Tip 3 – Take blades, spare parts, tools and other consumable with you
Usually Keith travels alone so he makes sure that he has enough spare parts and blades with him. “I usually travel by myself and if any assistance or special machinery is needed, I leave this to be organized by a customer. I always take with me fuel for the sawmill, blades, spare parts, chain saws and tools," shares Keith. “I usually take four to six blades for a day of milling, that gives me around one to two hours of milling per blade. If I go for 3-4 days, then I take at least 20 resharpened blades and at least a box of new blades just as a back-up. As for spare parts I usually take B57 drive belts, blade guide rollers, nuts and bolts for adjusting your blade guide alignment, fuel filters. Basically, these things usually are not available in remote areas," Keith says.
Tip 4 – Give your customer exact dates and always be on time
Mobile sawmilling is not very competitive in Scotland. Being available to customers has helped Keith get more business: “A lot of It comes down to hard work and dedication, being able to plan ahead. Sometimes contract sawmillers just say they will have time in a few weeks but don't give a specific date. I always try to give exact dates when I can visit customers. This allows them to organize labor, machinery, estate and timber for milling," said Keith.

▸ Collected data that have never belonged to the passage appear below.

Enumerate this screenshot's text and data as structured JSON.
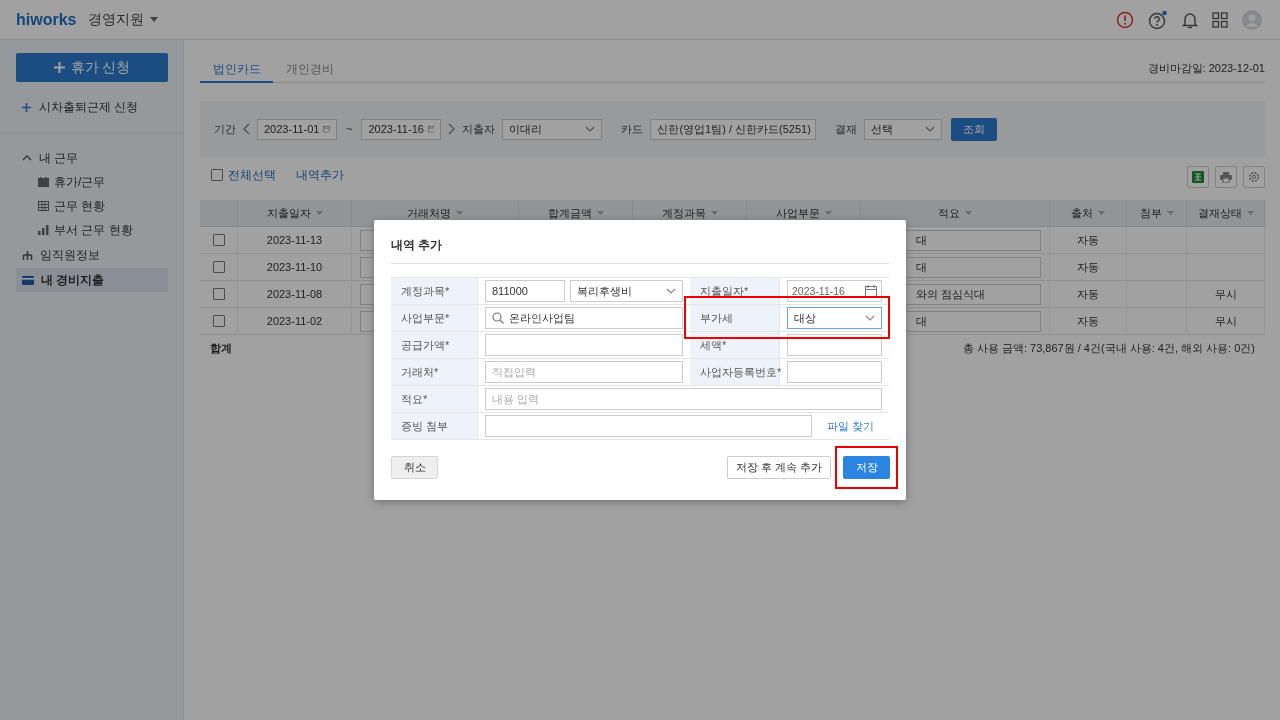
{
  "header": {
    "logo": "hiworks",
    "app": "경영지원"
  },
  "sidebar": {
    "primary_button": "휴가 신청",
    "secondary_link": "시차출퇴근제 신청",
    "items": [
      {
        "label": "내 근무",
        "expanded": true,
        "selected": false,
        "children": [
          {
            "label": "휴가/근무",
            "selected": false
          },
          {
            "label": "근무 현황",
            "selected": false
          },
          {
            "label": "부서 근무 현황",
            "selected": false
          }
        ]
      },
      {
        "label": "임직원정보",
        "selected": false
      },
      {
        "label": "내 경비지출",
        "selected": true
      }
    ]
  },
  "tabs": [
    {
      "label": "법인카드",
      "selected": true
    },
    {
      "label": "개인경비",
      "selected": false
    }
  ],
  "close_date": "경비마감일: 2023-12-01",
  "filters": {
    "period_label": "기간",
    "start": "2023-11-01",
    "separator": "~",
    "end": "2023-11-16",
    "spender_label": "지출자",
    "spender": "이대리",
    "card_label": "카드",
    "card": "신한(영업1팀) / 신한카드(5251)",
    "approval_label": "결재",
    "approval": "선택",
    "search_button": "조회"
  },
  "toolbar": {
    "select_all": {
      "label": "전체선택",
      "checked": false
    },
    "add_link": "내역추가"
  },
  "table": {
    "columns": [
      "지출일자",
      "거래처명",
      "합계금액",
      "계정과목",
      "사업부문",
      "적요",
      "출처",
      "첨부",
      "결재상태"
    ],
    "rows": [
      {
        "checked": false,
        "date": "2023-11-13",
        "memo": "대",
        "source": "자동"
      },
      {
        "checked": false,
        "date": "2023-11-10",
        "memo": "대",
        "source": "자동"
      },
      {
        "checked": false,
        "date": "2023-11-08",
        "memo": "와의 점심식대",
        "source": "자동",
        "status": "무시"
      },
      {
        "checked": false,
        "date": "2023-11-02",
        "memo": "대",
        "source": "자동",
        "status": "무시"
      }
    ],
    "total_label": "합계",
    "summary": "총 사용 금액: 73,867원 / 4건(국내 사용: 4건, 해외 사용: 0건)"
  },
  "modal": {
    "title": "내역 추가",
    "account": {
      "label": "계정과목*",
      "code": "811000",
      "name": "복리후생비"
    },
    "date": {
      "label": "지출일자*",
      "value": "2023-11-16"
    },
    "division": {
      "label": "사업부문*",
      "value": "온라인사업팀"
    },
    "vat": {
      "label": "부가세",
      "value": "대상",
      "highlighted": true
    },
    "supply": {
      "label": "공급가액*"
    },
    "tax": {
      "label": "세액*"
    },
    "vendor": {
      "label": "거래처*",
      "placeholder": "직접입력"
    },
    "bizno": {
      "label": "사업자등록번호*"
    },
    "memo": {
      "label": "적요*",
      "placeholder": "내용 입력"
    },
    "attach": {
      "label": "증빙 첨부",
      "link": "파일 찾기"
    },
    "cancel": "취소",
    "save_continue": "저장 후 계속 추가",
    "save": {
      "label": "저장",
      "highlighted": true
    }
  }
}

Tip 5 – Don’t hold back, share your experience, sell sawmills
Keith said that many of his customers are looking for used sawmilling equipment. Some customers are interested in buying a sawmill and would love to run their own side-business. “I have been keeping my sawmills for a year or two and then selling them. I find that there is a price bracket where people will buy a sawmill and keep it as a part time operation."